Fonte: Antônio Torres: uma antologia. Rio de Janeiro, Topbooks, 2002, pp. 143-144

Não fui à Festa da Criança. Leio, porém, nos jornais que essa festa excedeu a todas as expectativas. Bendigamos, pois, os corações dos que, durante algumas horas, conseguiram fazer feliz a criança. Mas, deuses do Olimpo, por que martirizar a petizada com dois discursos, como fizeram nessa tremenda festa? Dois discursos e não sei quantos hinos! Às crianças, no dia de sua festa, não se fala. Se se organiza uma festa de crianças, façam-nas brincar à vontade, deem-lhes música, cinema, carrossel e doces em quantidade. Se quiserem ser práticos, ao mesmo tempo que derem doces e balas às crianças, abram créditos nas farmácias e nos consultórios para os pais que forem pobres.... Mas, pelo amor de Deus, nada de discursos. Também já fui criança e detestava os discursos que me falavam da Pátria e de outras coisas desagradáveis. A Primavera é uma figura de retórica muito interessante; mas num discurso, quando somos crianças, a Primavera é pior do que o Verão. E fazer as crianças cantar hinos patrióticos! Há muita gente que dá uma importância supersticiosa aos hinos como inspiradores de patriotismo. É um engano.
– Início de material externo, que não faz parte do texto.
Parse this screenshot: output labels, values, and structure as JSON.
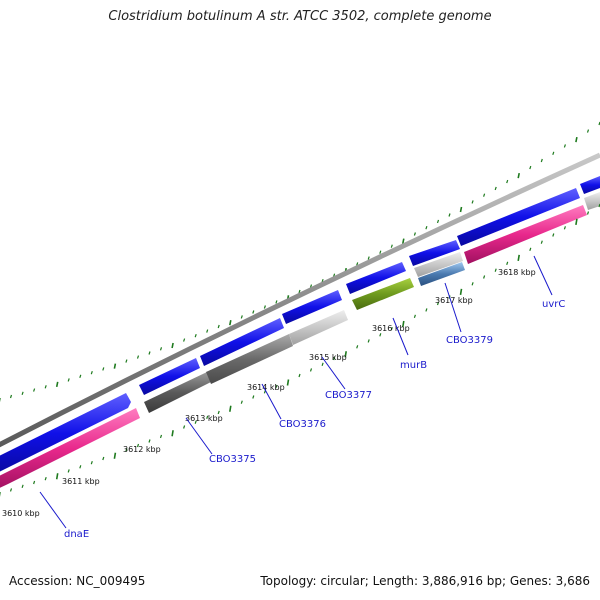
{
  "title": "Clostridium botulinum A str. ATCC 3502, complete genome",
  "accession_text": "Accession: NC_009495",
  "summary_text": "Topology: circular; Length: 3,886,916 bp; Genes: 3,686",
  "colors": {
    "forward_cds": "#1010e8",
    "reverse_cds": "#e8288c",
    "backbone": "#8c8c8c",
    "gene_label": "#1a1acc",
    "tick": "#1e7a1e"
  },
  "scale_labels": [
    {
      "kbp": 3610,
      "text": "3610 kbp"
    },
    {
      "kbp": 3611,
      "text": "3611 kbp"
    },
    {
      "kbp": 3612,
      "text": "3612 kbp"
    },
    {
      "kbp": 3613,
      "text": "3613 kbp"
    },
    {
      "kbp": 3614,
      "text": "3614 kbp"
    },
    {
      "kbp": 3615,
      "text": "3615 kbp"
    },
    {
      "kbp": 3616,
      "text": "3616 kbp"
    },
    {
      "kbp": 3617,
      "text": "3617 kbp"
    },
    {
      "kbp": 3618,
      "text": "3618 kbp"
    }
  ],
  "genes": [
    {
      "name": "dnaE",
      "strand": "reverse",
      "color": "#e8288c"
    },
    {
      "name": "CBO3375",
      "strand": "reverse",
      "color": "#5a5a5a"
    },
    {
      "name": "CBO3376",
      "strand": "reverse",
      "color": "#6a6a6a"
    },
    {
      "name": "CBO3377",
      "strand": "reverse",
      "color": "#c8c8c8"
    },
    {
      "name": "murB",
      "strand": "reverse",
      "color": "#6e9a1e"
    },
    {
      "name": "CBO3379",
      "strand": "reverse",
      "color": "#4a7ab0"
    },
    {
      "name": "uvrC",
      "strand": "reverse",
      "color": "#e8288c"
    }
  ]
}
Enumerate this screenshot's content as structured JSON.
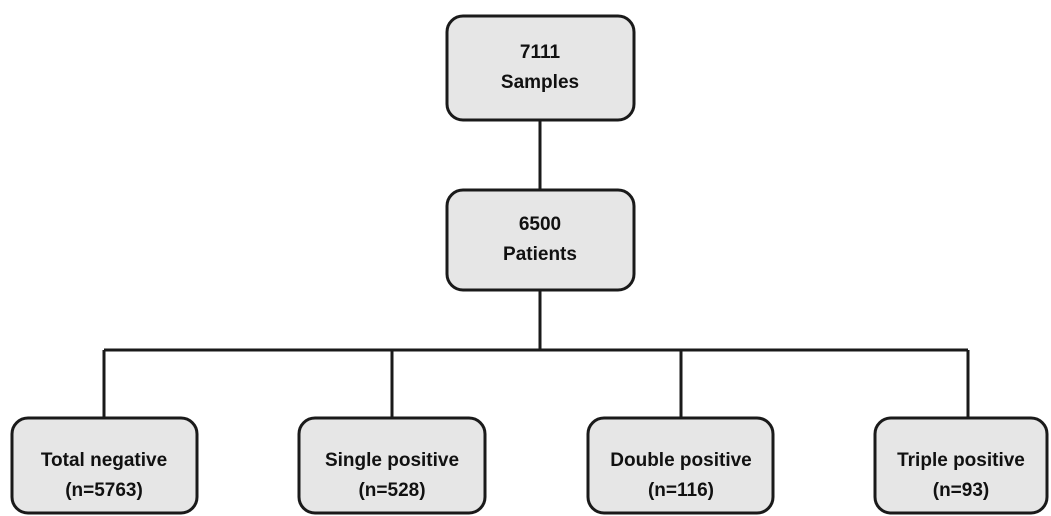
{
  "nodes": [
    {
      "lines": [
        "7111",
        "Samples"
      ]
    },
    {
      "lines": [
        "6500",
        "Patients"
      ]
    },
    {
      "lines": [
        "Total negative",
        "(n=5763)"
      ]
    },
    {
      "lines": [
        "Single positive",
        "(n=528)"
      ]
    },
    {
      "lines": [
        "Double positive",
        "(n=116)"
      ]
    },
    {
      "lines": [
        "Triple positive",
        "(n=93)"
      ]
    }
  ]
}
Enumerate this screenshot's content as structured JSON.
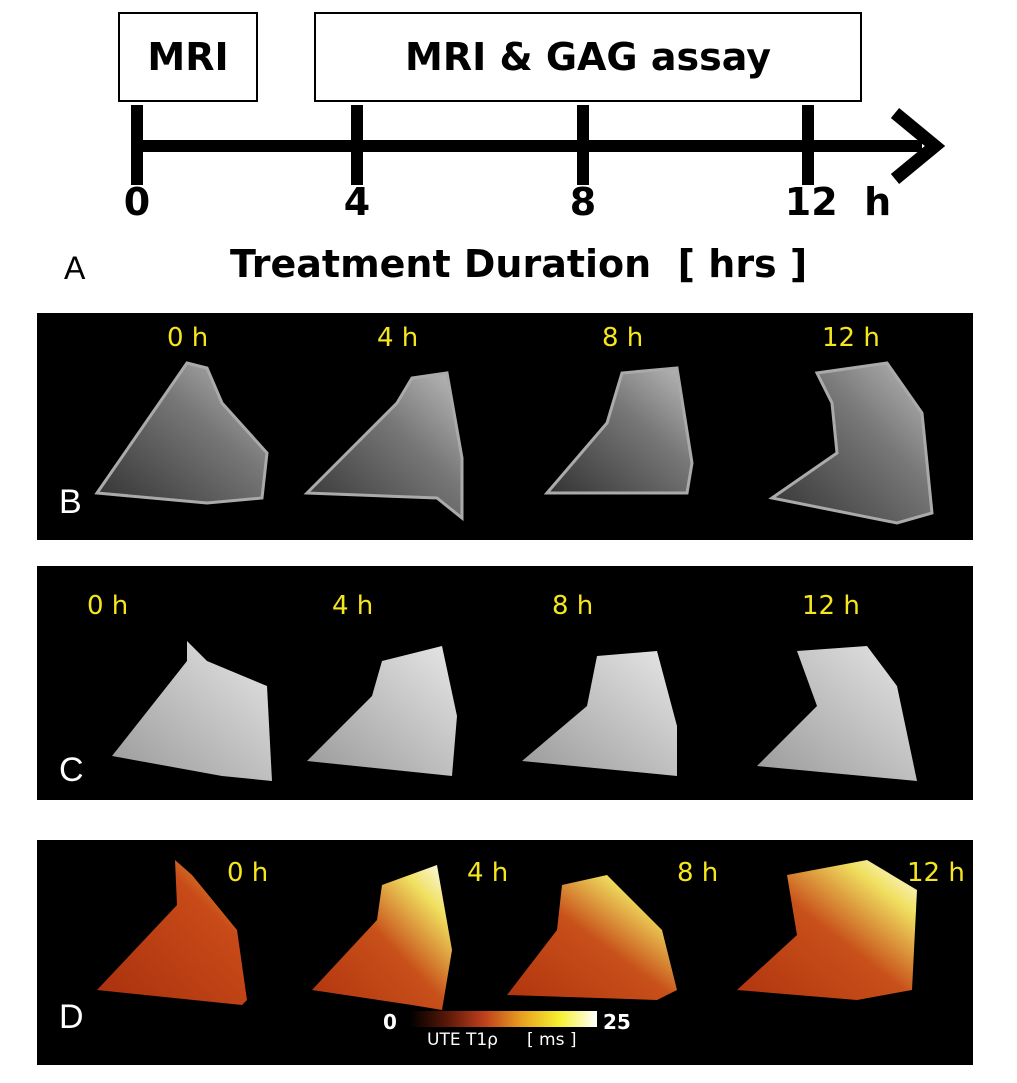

O francês não tem patriotismo por vir cantando a Marselhesa desde a infância, não; pelo contrário, ele canta a Marselhesa porque é patriota. Quando eu era menino, cantei na escola muitas vezes um hino ignominioso que começa: 

Seja um pálio de luz desdobrado 
Sob a vasta amplidão destes céus... 

Pois até hoje não consegui estimar semelhante cantoria. Em resumo: reunir crianças num teatro para fazê-las ouvir oradores e cantar hinos patrióticos é martirizá-las. Festas de crianças devem realizar-se em parques e jardins, com toda a liberdade de ação e grande quantidade de confeitos. A criança estima acima de tudo estas duas coisas deliciosas: liberdade e açúcar...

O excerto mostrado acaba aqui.